Pakistani journalist and writer (born 1959)

Nasim Zehra (Urdu: نسیم زہرہ) is a Pakistani journalist and writer who hosts a primetime current affairs talkshow on Channel 24.

==Education and career==
Zehra studied business at the Quaid-e-Azam University, Pakistan and later studied diplomacy at the Fletcher School at Tufts University in 1989. She worked as a development practitioner, working with the Canadian International Development Agency and Swiss Agency for Development and Cooperation. Zehra served as a visiting lecturer at the School of Advanced International Studies at the Johns Hopkins University in 2006, and later at the Quaid-e-Azam University in 2010.
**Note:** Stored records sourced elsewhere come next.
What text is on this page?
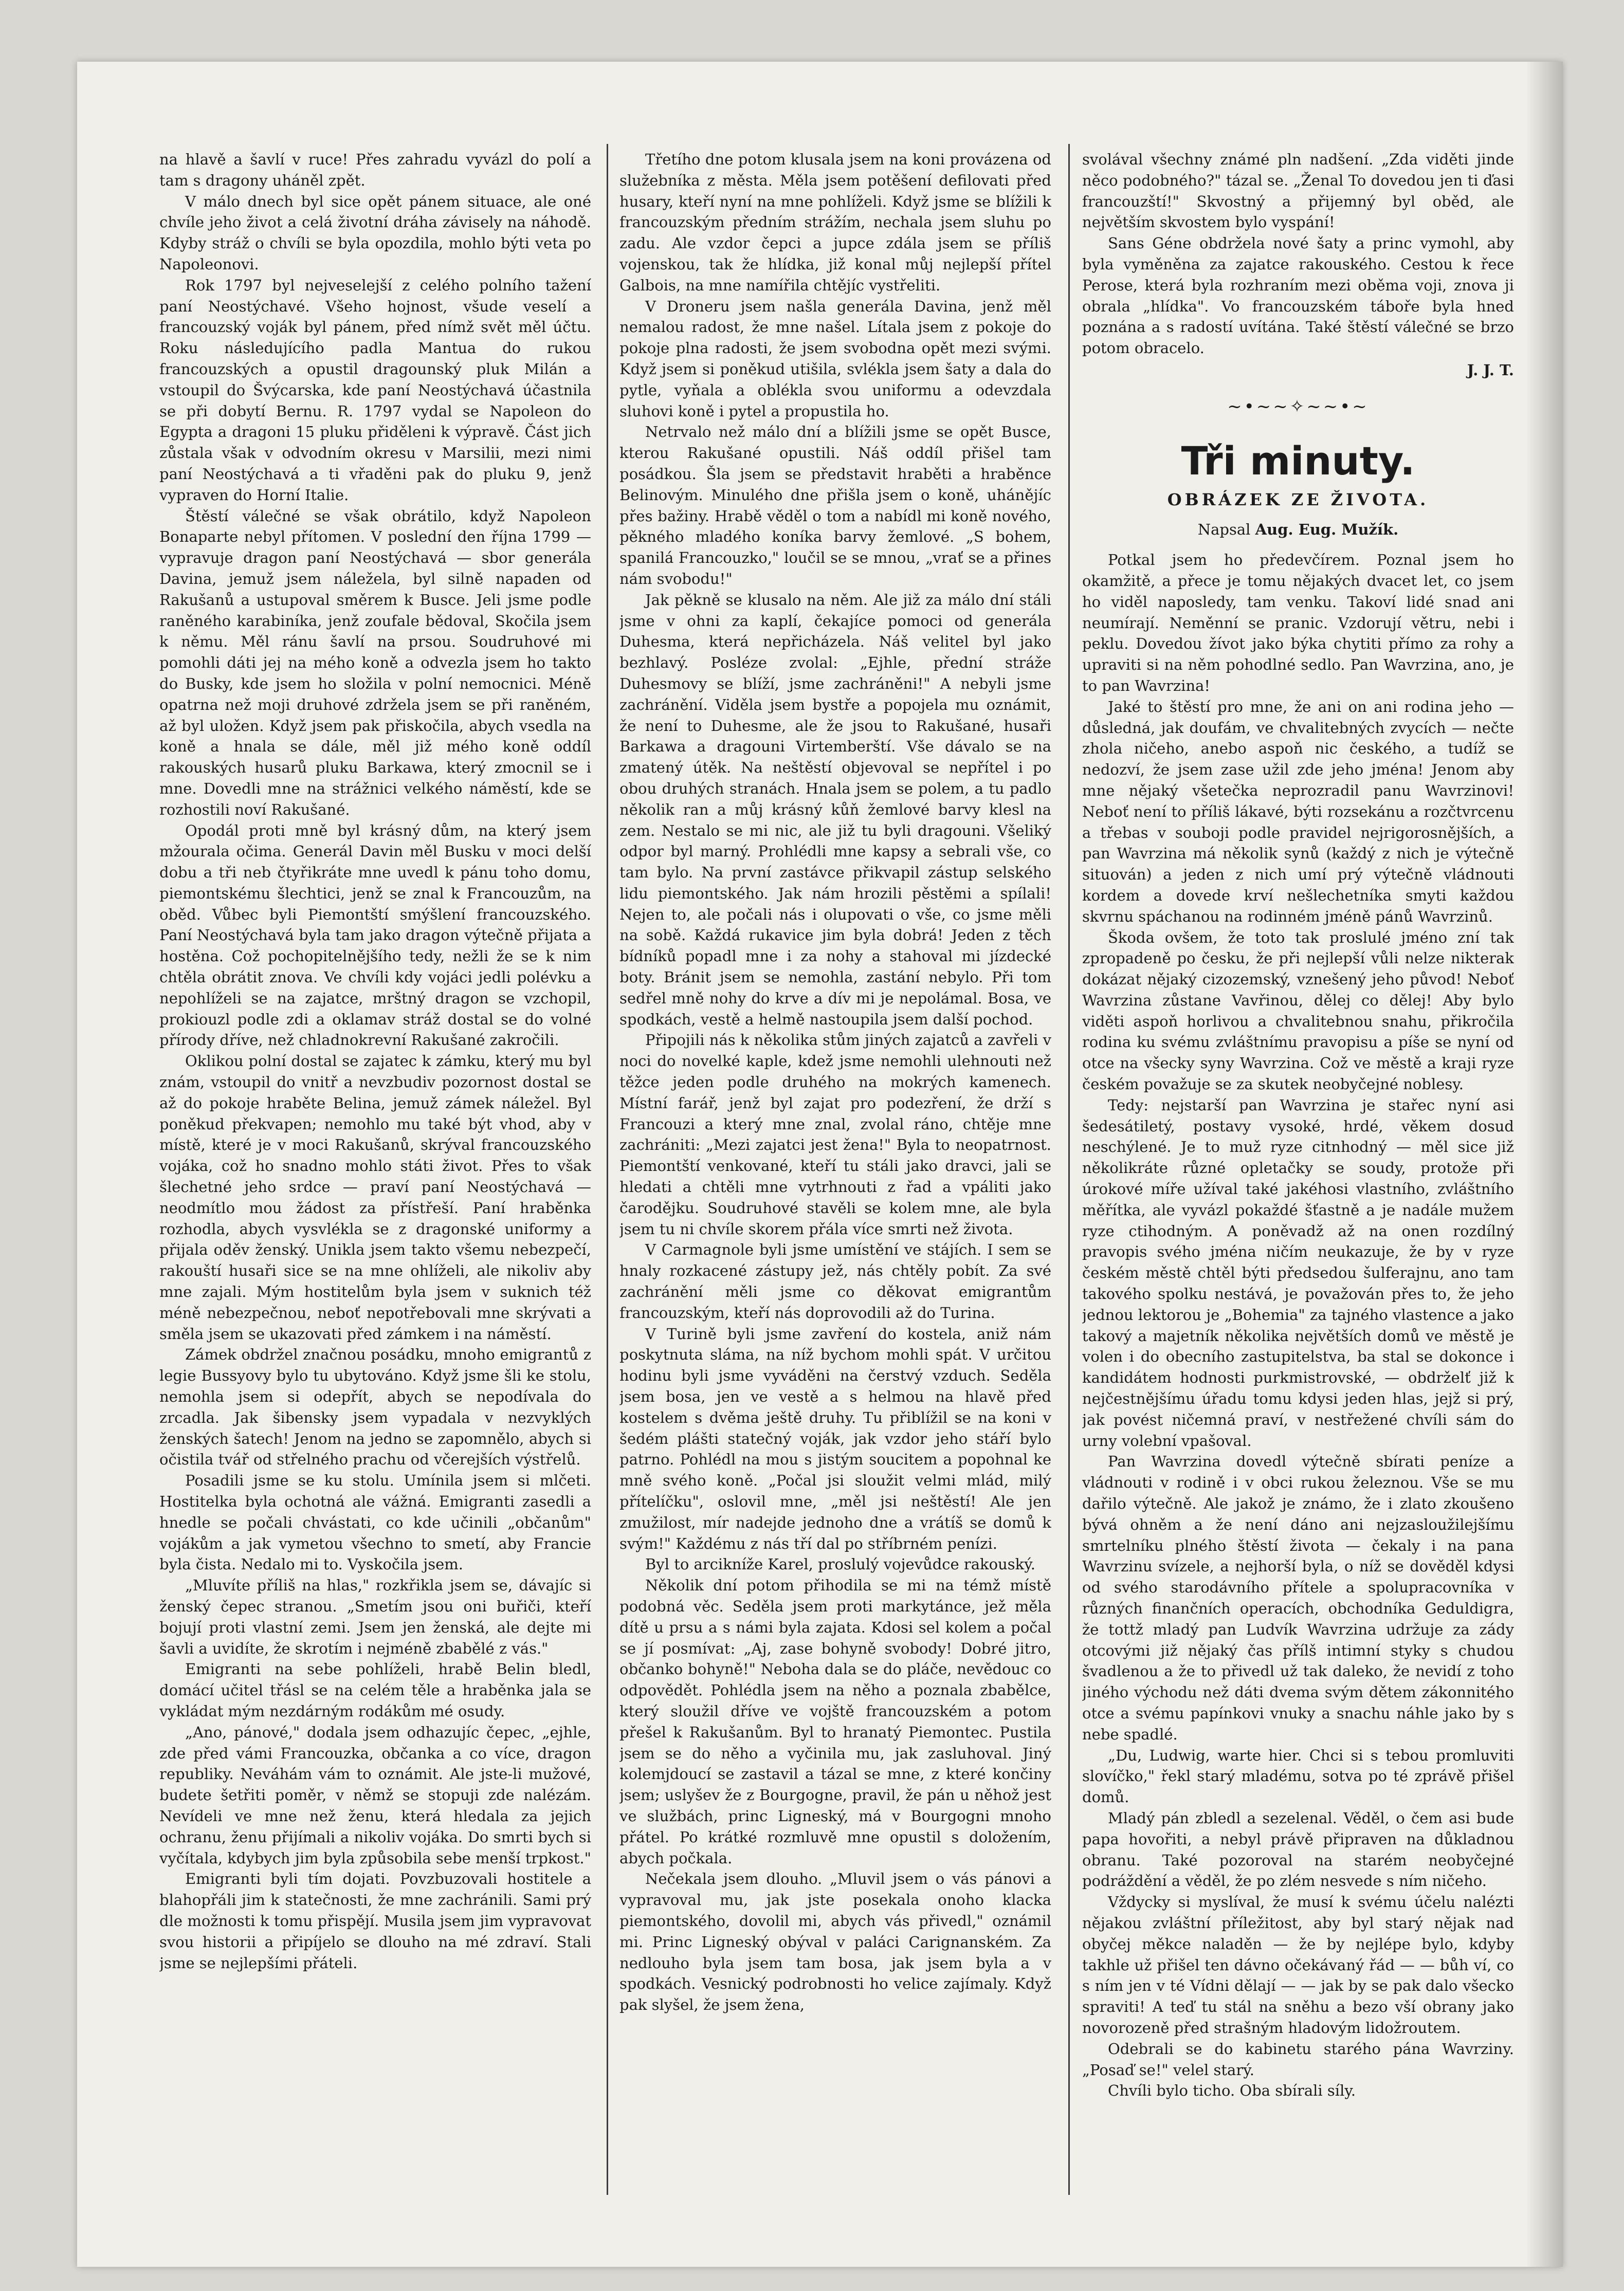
na hlavě a šavlí v ruce! Přes zahradu vyvázl do polí a tam s dragony uháněl zpět.

V málo dnech byl sice opět pánem situace, ale oné chvíle jeho život a celá životní dráha závisely na náhodě. Kdyby stráž o chvíli se byla opozdila, mohlo býti veta po Napoleonovi.

Rok 1797 byl nejveselejší z celého polního tažení paní Neostýchavé. Všeho hojnost, všude veselí a francouzský voják byl pánem, před nímž svět měl účtu. Roku následujícího padla Mantua do rukou francouzských a opustil dragounský pluk Milán a vstoupil do Švýcarska, kde paní Neostýchavá účastnila se při dobytí Bernu. R. 1797 vydal se Napoleon do Egypta a dragoni 15 pluku přiděleni k výpravě. Část jich zůstala však v odvodním okresu v Marsilii, mezi nimi paní Neostýchavá a ti vřaděni pak do pluku 9, jenž vypraven do Horní Italie.

Štěstí válečné se však obrátilo, když Napoleon Bonaparte nebyl přítomen. V poslední den října 1799 — vypravuje dragon paní Neostýchavá — sbor generála Davina, jemuž jsem náležela, byl silně napaden od Rakušanů a ustupoval směrem k Busce. Jeli jsme podle raněného karabiníka, jenž zoufale bědoval, Skočila jsem k němu. Měl ránu šavlí na prsou. Soudruhové mi pomohli dáti jej na mého koně a odvezla jsem ho takto do Busky, kde jsem ho složila v polní nemocnici. Méně opatrna než moji druhové zdržela jsem se při raněném, až byl uložen. Když jsem pak přiskočila, abych vsedla na koně a hnala se dále, měl již mého koně oddíl rakouských husarů pluku Barkawa, který zmocnil se i mne. Dovedli mne na strážnici velkého náměstí, kde se rozhostili noví Rakušané.

Opodál proti mně byl krásný dům, na který jsem mžourala očima. Generál Davin měl Busku v moci delší dobu a tři neb čtyřikráte mne uvedl k pánu toho domu, piemontskému šlechtici, jenž se znal k Francouzům, na oběd. Vůbec byli Piemontští smýšlení francouzského. Paní Neostýchavá byla tam jako dragon výtečně přijata a hostěna. Což pochopitelnějšího tedy, nežli že se k nim chtěla obrátit znova. Ve chvíli kdy vojáci jedli polévku a nepohlíželi se na zajatce, mrštný dragon se vzchopil, prokiouzl podle zdi a oklamav stráž dostal se do volné přírody dříve, než chladnokrevní Rakušané zakročili.

Oklikou polní dostal se zajatec k zámku, který mu byl znám, vstoupil do vnitř a nevzbudiv pozornost dostal se až do pokoje hraběte Belina, jemuž zámek náležel. Byl poněkud překvapen; nemohlo mu také být vhod, aby v místě, které je v moci Rakušanů, skrýval francouzského vojáka, což ho snadno mohlo státi život. Přes to však šlechetné jeho srdce — praví paní Neostýchavá — neodmítlo mou žádost za přístřeší. Paní hraběnka rozhodla, abych vysvlékla se z dragonské uniformy a přijala oděv ženský. Unikla jsem takto všemu nebezpečí, rakouští husaři sice se na mne ohlíželi, ale nikoliv aby mne zajali. Mým hostitelům byla jsem v suknich též méně nebezpečnou, neboť nepotřebovali mne skrývati a směla jsem se ukazovati před zámkem i na náměstí.

Zámek obdržel značnou posádku, mnoho emigrantů z legie Bussyovy bylo tu ubytováno. Když jsme šli ke stolu, nemohla jsem si odepřít, abych se nepodívala do zrcadla. Jak šibensky jsem vypadala v nezvyklých ženských šatech! Jenom na jedno se zapomnělo, abych si očistila tvář od střelného prachu od včerejších výstřelů.

Posadili jsme se ku stolu. Umínila jsem si mlčeti. Hostitelka byla ochotná ale vážná. Emigranti zasedli a hnedle se počali chvástati, co kde učinili „občanům" vojákům a jak vymetou všechno to smetí, aby Francie byla čista. Nedalo mi to. Vyskočila jsem.

„Mluvíte příliš na hlas," rozkřikla jsem se, dávajíc si ženský čepec stranou. „Smetím jsou oni buřiči, kteří bojují proti vlastní zemi. Jsem jen ženská, ale dejte mi šavli a uvidíte, že skrotím i nejméně zbabělé z vás."

Emigranti na sebe pohlíželi, hrabě Belin bledl, domácí učitel třásl se na celém těle a hraběnka jala se vykládat mým nezdárným rodákům mé osudy.

„Ano, pánové," dodala jsem odhazujíc čepec, „ejhle, zde před vámi Francouzka, občanka a co více, dragon republiky. Neváhám vám to oznámit. Ale jste-li mužové, budete šetřiti poměr, v němž se stopuji zde nalézám. Nevídeli ve mne než ženu, která hledala za jejich ochranu, ženu přijímali a nikoliv vojáka. Do smrti bych si vyčítala, kdybych jim byla způsobila sebe menší trpkost."

Emigranti byli tím dojati. Povzbuzovali hostitele a blahopřáli jim k statečnosti, že mne zachránili. Sami prý dle možnosti k tomu přispějí. Musila jsem jim vypravovat svou historii a připíjelo se dlouho na mé zdraví. Stali jsme se nejlepšími přáteli.

Třetího dne potom klusala jsem na koni provázena od služebníka z města. Měla jsem potěšení defilovati před husary, kteří nyní na mne pohlíželi. Když jsme se blížili k francouzským předním strážím, nechala jsem sluhu po zadu. Ale vzdor čepci a jupce zdála jsem se příliš vojenskou, tak že hlídka, již konal můj nejlepší přítel Galbois, na mne namířila chtějíc vystřeliti.

V Droneru jsem našla generála Davina, jenž měl nemalou radost, že mne našel. Lítala jsem z pokoje do pokoje plna radosti, že jsem svobodna opět mezi svými. Když jsem si poněkud utišila, svlékla jsem šaty a dala do pytle, vyňala a oblékla svou uniformu a odevzdala sluhovi koně i pytel a propustila ho.

Netrvalo než málo dní a blížili jsme se opět Busce, kterou Rakušané opustili. Náš oddíl přišel tam posádkou. Šla jsem se představit hraběti a hraběnce Belinovým. Minulého dne přišla jsem o koně, uhánějíc přes bažiny. Hrabě věděl o tom a nabídl mi koně nového, pěkného mladého koníka barvy žemlové. „S bohem, spanilá Francouzko," loučil se se mnou, „vrať se a přines nám svobodu!"

Jak pěkně se klusalo na něm. Ale již za málo dní stáli jsme v ohni za kaplí, čekajíce pomoci od generála Duhesma, která nepřicházela. Náš velitel byl jako bezhlavý. Posléze zvolal: „Ejhle, přední stráže Duhesmovy se blíží, jsme zachráněni!" A nebyli jsme zachránění. Viděla jsem bystře a popojela mu oznámit, že není to Duhesme, ale že jsou to Rakušané, husaři Barkawa a dragouni Virtemberští. Vše dávalo se na zmatený útěk. Na neštěstí objevoval se nepřítel i po obou druhých stranách. Hnala jsem se polem, a tu padlo několik ran a můj krásný kůň žemlové barvy klesl na zem. Nestalo se mi nic, ale již tu byli dragouni. Všeliký odpor byl marný. Prohlédli mne kapsy a sebrali vše, co tam bylo. Na první zastávce přikvapil zástup selského lidu piemontského. Jak nám hrozili pěstěmi a spílali! Nejen to, ale počali nás i olupovati o vše, co jsme měli na sobě. Každá rukavice jim byla dobrá! Jeden z těch bídníků popadl mne i za nohy a stahoval mi jízdecké boty. Bránit jsem se nemohla, zastání nebylo. Při tom sedřel mně nohy do krve a dív mi je nepolámal. Bosa, ve spodkách, vestě a helmě nastoupila jsem další pochod.

Připojili nás k několika stům jiných zajatců a zavřeli v noci do novelké kaple, kdež jsme nemohli ulehnouti než těžce jeden podle druhého na mokrých kamenech. Místní farář, jenž byl zajat pro podezření, že drží s Francouzi a který mne znal, zvolal ráno, chtěje mne zachrániti: „Mezi zajatci jest žena!" Byla to neopatrnost. Piemontští venkované, kteří tu stáli jako dravci, jali se hledati a chtěli mne vytrhnouti z řad a vpáliti jako čarodějku. Soudruhové stavěli se kolem mne, ale byla jsem tu ni chvíle skorem přála více smrti než života.

V Carmagnole byli jsme umístění ve stájích. I sem se hnaly rozkacené zástupy jež, nás chtěly pobít. Za své zachránění měli jsme co děkovat emigrantům francouzským, kteří nás doprovodili až do Turina.

V Turině byli jsme zavření do kostela, aniž nám poskytnuta sláma, na níž bychom mohli spát. V určitou hodinu byli jsme vyváděni na čerstvý vzduch. Seděla jsem bosa, jen ve vestě a s helmou na hlavě před kostelem s dvěma ještě druhy. Tu přiblížil se na koni v šedém plášti statečný voják, jak vzdor jeho stáří bylo patrno. Pohlédl na mou s jistým soucitem a popohnal ke mně svého koně. „Počal jsi sloužit velmi mlád, milý přítelíčku", oslovil mne, „měl jsi neštěstí! Ale jen zmužilost, mír nadejde jednoho dne a vrátíš se domů k svým!" Každému z nás tří dal po stříbrném penízi.

Byl to arcikníže Karel, proslulý vojevůdce rakouský.

Několik dní potom přihodila se mi na témž místě podobná věc. Seděla jsem proti markytánce, jež měla dítě u prsu a s námi byla zajata. Kdosi sel kolem a počal se jí posmívat: „Aj, zase bohyně svobody! Dobré jitro, občanko bohyně!" Neboha dala se do pláče, nevědouc co odpovědět. Pohlédla jsem na něho a poznala zbabělce, který sloužil dříve ve vojště francouzském a potom přešel k Rakušanům. Byl to hranatý Piemontec. Pustila jsem se do něho a vyčinila mu, jak zasluhoval. Jiný kolemjdoucí se zastavil a tázal se mne, z které končiny jsem; uslyšev že z Bourgogne, pravil, že pán u něhož jest ve službách, princ Ligneský, má v Bourgogni mnoho přátel. Po krátké rozmluvě mne opustil s doložením, abych počkala.

Nečekala jsem dlouho. „Mluvil jsem o vás pánovi a vypravoval mu, jak jste posekala onoho klacka piemontského, dovolil mi, abych vás přivedl," oznámil mi. Princ Ligneský obýval v paláci Carignanském. Za nedlouho byla jsem tam bosa, jak jsem byla a v spodkách. Vesnický podrobnosti ho velice zajímaly. Když pak slyšel, že jsem žena,

svolával všechny známé pln nadšení. „Zda viděti jinde něco podobného?" tázal se. „Ženal To dovedou jen ti ďasi francouzští!" Skvostný a přijemný byl oběd, ale největším skvostem bylo vyspání!

Sans Géne obdržela nové šaty a princ vymohl, aby byla vyměněna za zajatce rakouského. Cestou k řece Perose, která byla rozhraním mezi oběma voji, znova ji obrala „hlídka". Vo francouzském táboře byla hned poznána a s radostí uvítána. Také štěstí válečné se brzo potom obracelo.

J. J. T.
~•~~✧~~•~
Tři minuty.
OBRÁZEK ZE ŽIVOTA.
Napsal Aug. Eug. Mužík.

Potkal jsem ho předevčírem. Poznal jsem ho okamžitě, a přece je tomu nějakých dvacet let, co jsem ho viděl naposledy, tam venku. Takoví lidé snad ani neumírají. Neměnní se pranic. Vzdorují větru, nebi i peklu. Dovedou žívot jako býka chytiti přímo za rohy a upraviti si na něm pohodlné sedlo. Pan Wavrzina, ano, je to pan Wavrzina!

Jaké to štěstí pro mne, že ani on ani rodina jeho — důsledná, jak doufám, ve chvalitebných zvycích — nečte zhola ničeho, anebo aspoň nic českého, a tudíž se nedozví, že jsem zase užil zde jeho jména! Jenom aby mne nějaký všetečka neprozradil panu Wavrzinovi! Neboť není to příliš lákavé, býti rozsekánu a rozčtvrcenu a třebas v souboji podle pravidel nejrigorosnějších, a pan Wavrzina má několik synů (každý z nich je výtečně situován) a jeden z nich umí prý výtečně vládnouti kordem a dovede krví nešlechetníka smyti každou skvrnu spáchanou na rodinném jméně pánů Wavrzinů.

Škoda ovšem, že toto tak proslulé jméno zní tak zpropadeně po česku, že při nejlepší vůli nelze nikterak dokázat nějaký cizozemský, vznešený jeho původ! Neboť Wavrzina zůstane Vavřinou, dělej co dělej! Aby bylo viděti aspoň horlivou a chvalitebnou snahu, přikročila rodina ku svému zvláštnímu pravopisu a píše se nyní od otce na všecky syny Wavrzina. Což ve městě a kraji ryze českém považuje se za skutek neobyčejné noblesy.

Tedy: nejstarší pan Wavrzina je stařec nyní asi šedesátiletý, postavy vysoké, hrdé, věkem dosud neschýlené. Je to muž ryze citnhodný — měl sice již několikráte různé opletačky se soudy, protože při úrokové míře užíval také jakéhosi vlastního, zvláštního měřítka, ale vyvázl pokaždé šťastně a je nadále mužem ryze ctihodným. A poněvadž až na onen rozdílný pravopis svého jména ničím neukazuje, že by v ryze českém městě chtěl býti předsedou šulferajnu, ano tam takového spolku nestává, je považován přes to, že jeho jednou lektorou je „Bohemia" za tajného vlastence a jako takový a majetník několika největších domů ve městě je volen i do obecního zastupitelstva, ba stal se dokonce i kandidátem hodnosti purkmistrovské, — obdrželť již k nejčestnějšímu úřadu tomu kdysi jeden hlas, jejž si prý, jak povést ničemná praví, v nestřežené chvíli sám do urny volební vpašoval.

Pan Wavrzina dovedl výtečně sbírati peníze a vládnouti v rodině i v obci rukou železnou. Vše se mu dařilo výtečně. Ale jakož je známo, že i zlato zkoušeno bývá ohněm a že není dáno ani nejzasloužilejšímu smrtelníku plného štěstí života — čekaly i na pana Wavrzinu svízele, a nejhorší byla, o níž se dověděl kdysi od svého starodávního přítele a spolupracovníka v různých finančních operacích, obchodníka Geduldigra, že tottž mladý pan Ludvík Wavrzina udržuje za zády otcovými již nějaký čas přílš intimní styky s chudou švadlenou a že to přivedl už tak daleko, že nevidí z toho jiného východu než dáti dvema svým dětem zákonnitého otce a svému papínkovi vnuky a snachu náhle jako by s nebe spadlé.

„Du, Ludwig, warte hier. Chci si s tebou promluviti slovíčko," řekl starý mladému, sotva po té zprávě přišel domů.

Mladý pán zbledl a sezelenal. Věděl, o čem asi bude papa hovořiti, a nebyl právě připraven na důkladnou obranu. Také pozoroval na starém neobyčejné podráždění a věděl, že po zlém nesvede s ním ničeho.

Vždycky si myslíval, že musí k svému účelu nalézti nějakou zvláštní příležitost, aby byl starý nějak nad obyčej měkce naladěn — že by nejlépe bylo, kdyby takhle už přišel ten dávno očekávaný řád — — bůh ví, co s ním jen v té Vídni dělají — — jak by se pak dalo všecko spraviti! A teď tu stál na sněhu a bezo vší obrany jako novorozeně před strašným hladovým lidožroutem.

Odebrali se do kabinetu starého pána Wavrziny. „Posaď se!" velel starý.

Chvíli bylo ticho. Oba sbírali síly.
She joined Dunya News in November 2008 as an anchor and hosted the TV program Policy Matters until February 2013. During that time, she interviewed several national and global leaders including Michael Mullen. In April 2013, she moved to Capital TV and became the channel's current affairs editor. She left Capital TV in October 2014. In September 2015, she joined National University of Sciences and Technology as a visiting professor and remained in that position until February 2016. In October 2014, she joined Channel 24. Naseem Zehra has regularly written as a newspaper columnist for Dubai-based Gulf News, UAE-based Khaleej Times and Saudi-Arabia-based Arab News.

In 2018, she released the book From Kargil to the coup: Events that shook Pakistan, which chronicles the context of the Kargil conflict and its consequences on India–Pakistan relations. At the book launch ceremony, a panel of journalists and people familiar with foreign policy and military affairs of Pakistan discussed the book including journalists Arif Nizami, Sohail Warraich and former Foreign Secretary Salman Bashir.

==Top 10 female journalist in Pakistan==
On 8 March 2023, The Friday Times, a major newspaper in Pakistan published its 'List of Top Female Journalists in Pakistan'. Nasim Zehra was included in the list and reportedly was quoted as saying:

"With abiding power play and almost endless political chaos, being a journalist in Pakistan is like being on a roller coaster. It's a tough, trying but rewarding space to be in with self-scrutiny keeping you on your feet 24/7. We have to deal with the toxic fallout in this horribly mindless and polarised politics."

==Awards and recognition==
Agahi Award for excellence in journalism - 'Journalist of the Year' (Most Credible Anchor of the Year) (2016) given by the Agahi Foundation in Pakistan, a non-profit organization.

== Bibliography ==
- From Kargil to the coup : events that shook Pakistan, 2018.